# M1-570 End Mill Driver



## tr7sprint1 (May 10, 2016)

Hi fellow machinist,

does anyone have atlas M1-570 end mill driver dimensions or a drawing? I'd like to make this item.

thanks,

Clifton Davis
here in  Illinois


----------



## wa5cab (May 10, 2016)

Clifton,

That's actually called a shell mill driver or shell mill arbor.  I have one - somewhere.  When I find it, if someone else hasn't turned up a factory drawing or done one, I'll do it.


----------



## tr7sprint1 (May 10, 2016)

Thanks

Wa5cab


----------



## hardhatdiver (May 11, 2016)

Clifton,
Here's a couple of pictures. I can dim it for you if you like unless wa5cab (Robert) already got a start on it. I saw there are two on eBay right now. When I looked, one was $63 and the other was $83 if memory serves me.
Regards,
Jeremy


----------



## tr7sprint1 (May 11, 2016)

Thanks,

I'll create a 3d model and drawing with dimensions you provide.

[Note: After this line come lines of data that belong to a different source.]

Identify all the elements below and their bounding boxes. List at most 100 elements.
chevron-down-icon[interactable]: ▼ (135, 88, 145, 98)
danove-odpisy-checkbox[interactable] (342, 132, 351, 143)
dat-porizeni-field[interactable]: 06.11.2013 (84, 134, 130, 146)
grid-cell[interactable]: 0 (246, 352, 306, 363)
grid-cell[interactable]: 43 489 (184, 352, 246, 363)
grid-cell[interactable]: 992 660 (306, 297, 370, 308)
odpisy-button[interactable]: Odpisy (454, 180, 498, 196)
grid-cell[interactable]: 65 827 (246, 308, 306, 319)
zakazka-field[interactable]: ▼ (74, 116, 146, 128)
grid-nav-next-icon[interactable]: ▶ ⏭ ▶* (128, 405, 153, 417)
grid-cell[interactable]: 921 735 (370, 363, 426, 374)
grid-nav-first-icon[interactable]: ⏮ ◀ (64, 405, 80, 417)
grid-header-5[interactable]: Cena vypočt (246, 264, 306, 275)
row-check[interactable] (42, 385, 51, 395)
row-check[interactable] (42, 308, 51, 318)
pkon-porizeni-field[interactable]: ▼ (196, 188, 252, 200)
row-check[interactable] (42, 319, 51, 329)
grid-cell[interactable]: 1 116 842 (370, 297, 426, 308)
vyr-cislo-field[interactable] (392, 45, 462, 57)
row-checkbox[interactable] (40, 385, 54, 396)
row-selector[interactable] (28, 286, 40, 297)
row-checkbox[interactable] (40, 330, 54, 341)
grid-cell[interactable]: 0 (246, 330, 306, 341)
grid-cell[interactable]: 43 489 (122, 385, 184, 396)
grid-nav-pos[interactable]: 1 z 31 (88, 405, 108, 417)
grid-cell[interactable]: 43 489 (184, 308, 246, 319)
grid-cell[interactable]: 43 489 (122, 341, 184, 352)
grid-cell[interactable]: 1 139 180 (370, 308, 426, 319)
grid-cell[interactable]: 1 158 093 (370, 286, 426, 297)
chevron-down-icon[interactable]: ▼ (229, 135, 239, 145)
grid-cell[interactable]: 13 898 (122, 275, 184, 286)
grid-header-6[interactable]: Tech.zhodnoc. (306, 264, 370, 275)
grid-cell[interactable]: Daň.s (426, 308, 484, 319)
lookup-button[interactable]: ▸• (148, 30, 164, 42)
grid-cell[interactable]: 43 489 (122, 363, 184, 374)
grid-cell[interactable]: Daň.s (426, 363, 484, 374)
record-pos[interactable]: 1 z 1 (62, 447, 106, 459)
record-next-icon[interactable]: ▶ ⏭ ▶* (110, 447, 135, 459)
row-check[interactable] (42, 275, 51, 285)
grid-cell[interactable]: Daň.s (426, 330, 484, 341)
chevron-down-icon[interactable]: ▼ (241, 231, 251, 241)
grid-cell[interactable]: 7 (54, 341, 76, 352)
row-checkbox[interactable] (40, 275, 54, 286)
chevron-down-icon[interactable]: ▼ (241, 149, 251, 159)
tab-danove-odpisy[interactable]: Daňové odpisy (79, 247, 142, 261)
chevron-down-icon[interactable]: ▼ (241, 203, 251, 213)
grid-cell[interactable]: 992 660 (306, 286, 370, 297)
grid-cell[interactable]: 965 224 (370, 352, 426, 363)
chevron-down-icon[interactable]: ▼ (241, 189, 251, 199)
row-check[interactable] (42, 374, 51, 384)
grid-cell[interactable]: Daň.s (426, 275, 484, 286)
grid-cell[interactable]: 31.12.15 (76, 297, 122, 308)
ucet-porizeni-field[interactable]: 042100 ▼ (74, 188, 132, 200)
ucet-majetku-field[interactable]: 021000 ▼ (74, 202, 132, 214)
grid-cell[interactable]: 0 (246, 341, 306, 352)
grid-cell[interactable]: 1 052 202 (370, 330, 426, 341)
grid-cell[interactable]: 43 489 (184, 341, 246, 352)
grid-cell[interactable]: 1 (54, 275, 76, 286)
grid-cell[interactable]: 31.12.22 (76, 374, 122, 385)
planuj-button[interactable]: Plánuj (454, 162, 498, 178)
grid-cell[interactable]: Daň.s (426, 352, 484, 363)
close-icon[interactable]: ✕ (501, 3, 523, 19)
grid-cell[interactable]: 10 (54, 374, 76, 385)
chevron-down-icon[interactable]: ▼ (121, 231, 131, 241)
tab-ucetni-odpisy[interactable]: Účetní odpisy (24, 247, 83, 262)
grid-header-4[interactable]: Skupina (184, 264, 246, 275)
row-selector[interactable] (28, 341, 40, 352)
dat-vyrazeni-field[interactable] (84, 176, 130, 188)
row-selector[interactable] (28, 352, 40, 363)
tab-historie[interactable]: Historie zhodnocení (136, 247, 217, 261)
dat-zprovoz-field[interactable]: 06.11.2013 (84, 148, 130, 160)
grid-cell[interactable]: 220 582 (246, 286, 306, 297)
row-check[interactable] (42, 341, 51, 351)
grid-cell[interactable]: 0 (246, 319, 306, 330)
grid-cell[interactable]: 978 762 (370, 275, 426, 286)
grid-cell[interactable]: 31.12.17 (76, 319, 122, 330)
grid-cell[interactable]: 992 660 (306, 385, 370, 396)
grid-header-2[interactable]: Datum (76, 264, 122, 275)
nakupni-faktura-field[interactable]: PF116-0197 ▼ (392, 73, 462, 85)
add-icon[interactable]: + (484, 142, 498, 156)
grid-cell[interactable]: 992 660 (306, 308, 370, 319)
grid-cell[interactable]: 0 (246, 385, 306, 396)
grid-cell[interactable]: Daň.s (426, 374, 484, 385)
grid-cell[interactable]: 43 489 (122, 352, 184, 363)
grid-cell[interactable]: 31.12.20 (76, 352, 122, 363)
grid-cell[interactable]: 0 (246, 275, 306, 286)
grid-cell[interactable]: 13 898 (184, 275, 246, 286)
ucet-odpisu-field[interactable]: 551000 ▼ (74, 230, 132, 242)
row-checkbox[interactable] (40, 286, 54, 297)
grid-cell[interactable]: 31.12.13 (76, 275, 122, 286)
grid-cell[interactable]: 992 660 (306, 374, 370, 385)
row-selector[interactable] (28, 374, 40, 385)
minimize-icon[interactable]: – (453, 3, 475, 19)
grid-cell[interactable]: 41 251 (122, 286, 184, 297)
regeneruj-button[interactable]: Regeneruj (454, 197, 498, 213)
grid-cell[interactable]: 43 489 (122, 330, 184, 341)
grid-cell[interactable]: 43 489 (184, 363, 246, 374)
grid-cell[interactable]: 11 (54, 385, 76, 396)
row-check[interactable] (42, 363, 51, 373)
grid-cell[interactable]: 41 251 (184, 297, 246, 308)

I got outbid on the used one.


----------



## hardhatdiver (May 11, 2016)

I'll see if I can sketch that up this evening.
Jeremy


----------



## wa5cab (May 11, 2016)

Well, I thought that I was going to save you the trouble by acquiring a copy of the M1-570 factory drawing.  But I gave the girl the wrong part number and by the time I realized it, it was too late to call her back.  I'll call in the morning and give her the correct part number.  Fortunately, as it turns out, I haven't yet acquired an M1-577 1/2" cutter holder.  So it won't be a total loss.

FWIW and the benefit of those few here who knew or at least dealt with her, Jolene Olds retired in February.  After 38 years with Clausing.  When she first went to work for them, they were still making Atlas lathes.  Who knows, she may have handled the paperwork to ship my lathe to Houston.


----------



## wa5cab (May 12, 2016)

Bad news on the M1-570 Shell End Mill Driver.  Clausing doesn't have the part and doesn't have the drawing. 

They did, however, have the drawings on the 7/8" and 1" arbors and associated parts (or most of them).  As soon as I get the drawings cleaned up, I will upload them to Downloads.  I already uploaded the arbor driver drawing.  It took very little cleanup.  There was a note on it that said it was re-drawn in the early 50's.  So it took very little cleanup.


----------



## tr7sprint1 (May 17, 2016)

Has anyone sketch the dimension for the m1-570 end mill driver?

Cliff


----------



## Green Frog (Jun 10, 2016)

Any progress on these drawings?  Not pushing you, but the thread is getting pushed down the queue and I didn't want it to drop out of sight.


----------



## wa5cab (Jun 11, 2016)

Sorry, got sidetracked.  I'll work on them today.


----------



## tr7sprint1 (Jun 11, 2016)

Thanks wa5cab,

I figured you would get to it.


----------



## wa5cab (Jun 20, 2016)

I finally finished the cleanup of the drawings on the 7/8" and 1" diameter arbors.  Those two drawings plus the ones on the two nuts, two 1/2" spacers and the arbor driver (fits both arbors) are now in Downloads in the Atlas Drawings category/folder.  As the other spacers are exactly the same as the 1/2" pair except for length and as most of the drawings are absolutely terrible, I elected not to waste the time to make them legible.


----------



## tr7sprint1 (Jun 21, 2016)

Wa5cab, are you still going to  provide the dimensions or sketch  for the end mill driver/arbor? 

Thanks


----------



## Steve Shannon (Jun 21, 2016)

wa5cab said:


> I finally finished the cleanup of the drawings on the 7/8" and 1" diameter arbors.  Those two drawings plus the ones on the two nuts, two 1/2" spacers and the arbor driver (fits both arbors) are now in Downloads in the Atlas Drawings category/folder.  As the other spacers are exactly the same as the 1/2" pair except for length and as most of the drawings are absolutely terrible, I elected not to waste the time to make them legible.



Thank you for all the unpaid work you do. Please let us know how we can help take some of the burden.


 Steve Shannon


----------



## wa5cab (Jun 21, 2016)

Clifton,

Sorry.  I forgot about it while trying to clean up the arbor drawings to usable status.  I finally this morning managed to find my M1-570 and cutter.  Then, someone came to the door and told me someone had broken the back glass out of my Land Rover.  So I haven't made much progress yet.


----------



## tr7sprint1 (Jun 22, 2016)

wa5cab,

No problem,

I can wait until you have time. I know how it works, things come up when you're trying to get things done.

I want to make it and add to my collections of tooling.

Clifton


----------



## wa5cab (Jun 27, 2016)

The drawing for the M1-570 Shell Mill Driver is finished and has been uploaded.  You will find it in DOWNLOADS under the Atlas Drawings category.  Sorry to take so long.  If anyone spots any errors, please let me know.


----------



## tr7sprint1 (Jun 27, 2016)

wa5cab said:


> The drawing for the M1-570 Shell Mill Driver is finished and has been uploaded.  You will find it in DOWNLOADS under the Atlas Drawings category.  Sorry to take so long.  If anyone spots any errors, please let me know.



*Thank you,

wa5cab*


----------



## wa5cab (Jul 10, 2016)

Since I wrote the above, I found an error and thought that I had posted it in this thread.  Must have gone into the wrong thread.  Since then, I have also split the Atlas drawings between (so far) three sub-categories, Lathe, Mill and Other.


----------